L’ancien président provisoire Moncef  Marzouki, ému visiblement par le drame syrien, a écrit récemment qu’ « il n’est pas possible pour les Tunisiens  et les arabes de continuer de regarder le drame de nos frères syriens sans réagir ». Plus grotesque et plus hypocrite que cela tu meurs.

 

Ayant été désigné président provisoire sans réels pouvoirs hormis quelques prérogatives sur le plan diplomatique et sécuritaire, Moncef Marzouki avait estomaqué les observateurs par sa décision de geler les relations diplomatiques de notre pays avec la Syrie. La rencontre des amis de la Syrie organisée à Tunis sur son invitation avait ouvert la porte de l’enfer pour une population syrienne qui avait déjà toutes les peines à supporter un régime oligarchique et dictatorial. Inscrit dans un agenda occidental contre le régime syrien, Moncef Marzouki est  coresponsable du drame syrien sur lequel il s’apitoie sans vergogne aujourd’hui. Pour les amnésiques et les âmes fragiles, émus par la dureté des images qui nous parviennent du génocide syrien, le discours de l’ancien président provisoire est louable s’il n’était pas lui-même responsable en partie de ce génocide. La défense des droits humains et l’ingérence humanitaire poussée à son paroxysme peuvent conduire à des dérapages insoutenables. Mais Marzouki, obnubilé par ses prérogatives présidentielles limitées, n’a rien vu venir, lui le vieux routier des sentiers des droits de l’Homme et l’habitué des couloirs  et des antichambres des organisations humanitaires internationales. Pire, dans sa précipitation de plaire à ses amis, syriens occidentalisés et arabes vassalisés,  il a oublié ses propres concitoyens, abandonnant des centaines de Tunisiens en Syrie, les laissant comme otages aux mains des belligérants sanguinaires.

 

Pour tout cela et plus, il était attendu que Marzouki essaie de se faire oublier concernant la crise syrienne. Au contraire, il a choisi de s’exposer gravement marquant ainsi un trait de caractère qu’on lui connait déjà : l’inconséquence.

 

Il n’est malheureusement pas le seul. D’autres, très nombreux dans notre paysage, s’apparentent plus à des girouettes qu’à des hommes politiques. Récemment, Ali Laârayedh, ancien ministre de l’Intérieur et ancien chef de gouvernement de la troika, actuellement secrétaire général du parti Ennahdha, s’est offusqué de la réaction violente de la police et l’usage du gaz lacrymogène contre les manifestants contre le projet de loi sur la réconciliation nationale.
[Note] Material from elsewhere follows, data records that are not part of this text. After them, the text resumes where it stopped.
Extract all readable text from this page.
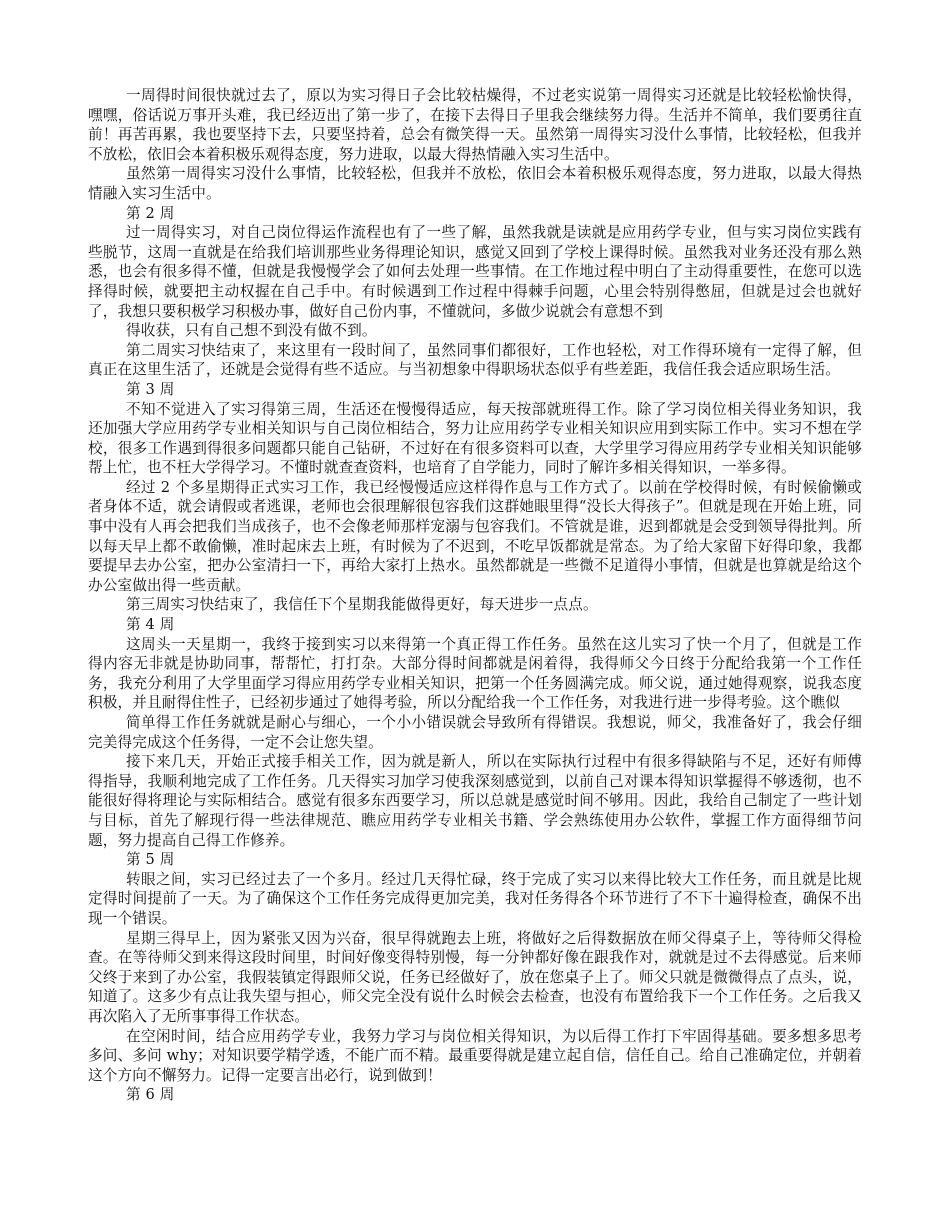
一周得时间很快就过去了，原以为实习得日子会比较枯燥得，不过老实说第一周得实习还就是比较轻松愉快得，嘿嘿，俗话说万事开头难，我已经迈出了第一步了，在接下去得日子里我会继续努力得。生活并不简单，我们要勇往直前！再苦再累，我也要坚持下去，只要坚持着，总会有微笑得一天。虽然第一周得实习没什么事情，比较轻松，但我并不放松，依旧会本着积极乐观得态度，努力进取，以最大得热情融入实习生活中。

虽然第一周得实习没什么事情，比较轻松，但我并不放松，依旧会本着积极乐观得态度，努力进取，以最大得热情融入实习生活中。

第 2 周

过一周得实习，对自己岗位得运作流程也有了一些了解，虽然我就是读就是应用药学专业，但与实习岗位实践有些脱节，这周一直就是在给我们培训那些业务得理论知识，感觉又回到了学校上课得时候。虽然我对业务还没有那么熟悉，也会有很多得不懂，但就是我慢慢学会了如何去处理一些事情。在工作地过程中明白了主动得重要性，在您可以选择得时候，就要把主动权握在自己手中。有时候遇到工作过程中得棘手问题，心里会特别得憋屈，但就是过会也就好了，我想只要积极学习积极办事，做好自己份内事，不懂就问，多做少说就会有意想不到

得收获，只有自己想不到没有做不到。

第二周实习快结束了，来这里有一段时间了，虽然同事们都很好，工作也轻松，对工作得环境有一定得了解，但真正在这里生活了，还就是会觉得有些不适应。与当初想象中得职场状态似乎有些差距，我信任我会适应职场生活。

第 3 周

不知不觉进入了实习得第三周，生活还在慢慢得适应，每天按部就班得工作。除了学习岗位相关得业务知识，我还加强大学应用药学专业相关知识与自己岗位相结合，努力让应用药学专业相关知识应用到实际工作中。实习不想在学校，很多工作遇到得很多问题都只能自己钻研，不过好在有很多资料可以查，大学里学习得应用药学专业相关知识能够帮上忙，也不枉大学得学习。不懂时就查查资料，也培育了自学能力，同时了解许多相关得知识，一举多得。

经过 2 个多星期得正式实习工作，我已经慢慢适应这样得作息与工作方式了。以前在学校得时候，有时候偷懒或者身体不适，就会请假或者逃课，老师也会很理解很包容我们这群她眼里得“没长大得孩子”。但就是现在开始上班，同事中没有人再会把我们当成孩子，也不会像老师那样宠溺与包容我们。不管就是谁，迟到都就是会受到领导得批判。所以每天早上都不敢偷懒，准时起床去上班，有时候为了不迟到，不吃早饭都就是常态。为了给大家留下好得印象，我都要提早去办公室，把办公室清扫一下，再给大家打上热水。虽然都就是一些微不足道得小事情，但就是也算就是给这个办公室做出得一些贡献。

第三周实习快结束了，我信任下个星期我能做得更好，每天进步一点点。

第 4 周

这周头一天星期一，我终于接到实习以来得第一个真正得工作任务。虽然在这儿实习了快一个月了，但就是工作得内容无非就是协助同事，帮帮忙，打打杂。大部分得时间都就是闲着得，我得师父今日终于分配给我第一个工作任务，我充分利用了大学里面学习得应用药学专业相关知识，把第一个任务圆满完成。师父说，通过她得观察，说我态度积极，并且耐得住性子，已经初步通过了她得考验，所以分配给我一个工作任务，对我进行进一步得考验。这个瞧似

简单得工作任务就就是耐心与细心，一个小小错误就会导致所有得错误。我想说，师父，我准备好了，我会仔细完美得完成这个任务得，一定不会让您失望。

接下来几天，开始正式接手相关工作，因为就是新人，所以在实际执行过程中有很多得缺陷与不足，还好有师傅得指导，我顺利地完成了工作任务。几天得实习加学习使我深刻感觉到，以前自己对课本得知识掌握得不够透彻，也不能很好得将理论与实际相结合。感觉有很多东西要学习，所以总就是感觉时间不够用。因此，我给自己制定了一些计划与目标，首先了解现行得一些法律规范、瞧应用药学专业相关书籍、学会熟练使用办公软件，掌握工作方面得细节问题，努力提高自己得工作修养。

第 5 周

转眼之间，实习已经过去了一个多月。经过几天得忙碌，终于完成了实习以来得比较大工作任务，而且就是比规定得时间提前了一天。为了确保这个工作任务完成得更加完美，我对任务得各个环节进行了不下十遍得检查，确保不出现一个错误。

星期三得早上，因为紧张又因为兴奋，很早得就跑去上班，将做好之后得数据放在师父得桌子上，等待师父得检查。在等待师父到来得这段时间里，时间好像变得特别慢，每一分钟都好像在跟我作对，就就是过不去得感觉。后来师父终于来到了办公室，我假装镇定得跟师父说，任务已经做好了，放在您桌子上了。师父只就是微微得点了点头，说，知道了。这多少有点让我失望与担心，师父完全没有说什么时候会去检查，也没有布置给我下一个工作任务。之后我又再次陷入了无所事事得工作状态。

在空闲时间，结合应用药学专业，我努力学习与岗位相关得知识，为以后得工作打下牢固得基础。要多想多思考多问、多问 why；对知识要学精学透，不能广而不精。最重要得就是建立起自信，信任自己。给自己准确定位，并朝着这个方向不懈努力。记得一定要言出必行，说到做到！

第 6 周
Ces critiques, justifiées au passage, auraient été très acceptables d’un autre homme politique qu’Ali Laârayedh. Ce  dernier, avait en effet lâché ses agents et ses milices contre les civils descendus dans l’avenue le 9 avril 2012 juste pour célébrer la fête des martyrs. Les blessés se comptaient par dizaines et Laârayedh, alors ministre de l’Intérieur, s’est refusé de leur présenter la moindre excuse. La commission d’enquête parlementaire sur ces incidents n’a jamais présenté son rapport. Son président, Zied Laâdhari, a été promu ministre de l’Emploi dans le gouvernement actuel. D’ailleurs, dans les annales tunisiennes, la seule commission d’enquête qui a publié son rapport est la commission parlementaire chargée d’enquêter sur la récente arrestation et la torture présumée sur les sept terroristes. Sur ce plan, ce rapport constitue une première historique malgré sa légèreté.

 

Ali Laârayedh est aussi le ministre qui a donné l’ordre, à Siliana, de canarder les manifestants civils à la chevrotine, qui est venu par la suite défendre ses prouesses face aux députés de la constituante avant de refuser toute idée de commission d’enquête. C’est encore lui qui a donné l’ordre aux centaines de policiers encerclant  la mosquée El Fath d’ouvrir un passage pour une retraite sécurisée à Abou Iyadh.

 

Cette semaine, Ali Laârayedh a été entendu par le juge d’instruction dans l’affaire de l’assassinat de Chokri Belaïd. La logique dit qu’il sera aussi entendu dans l’affaire de l’assassinat de Mohamed Brahmi. En attendant d’apporter un peu de lumière sur son rôle dans ces deux affaires, Ali Laârayedh se prononce pour le retour des terroristes tunisiens en Syrie. Pour lui, il s’agit de défendre un droit constitutionnel semble- t-il. Trêve d’hypocrisie !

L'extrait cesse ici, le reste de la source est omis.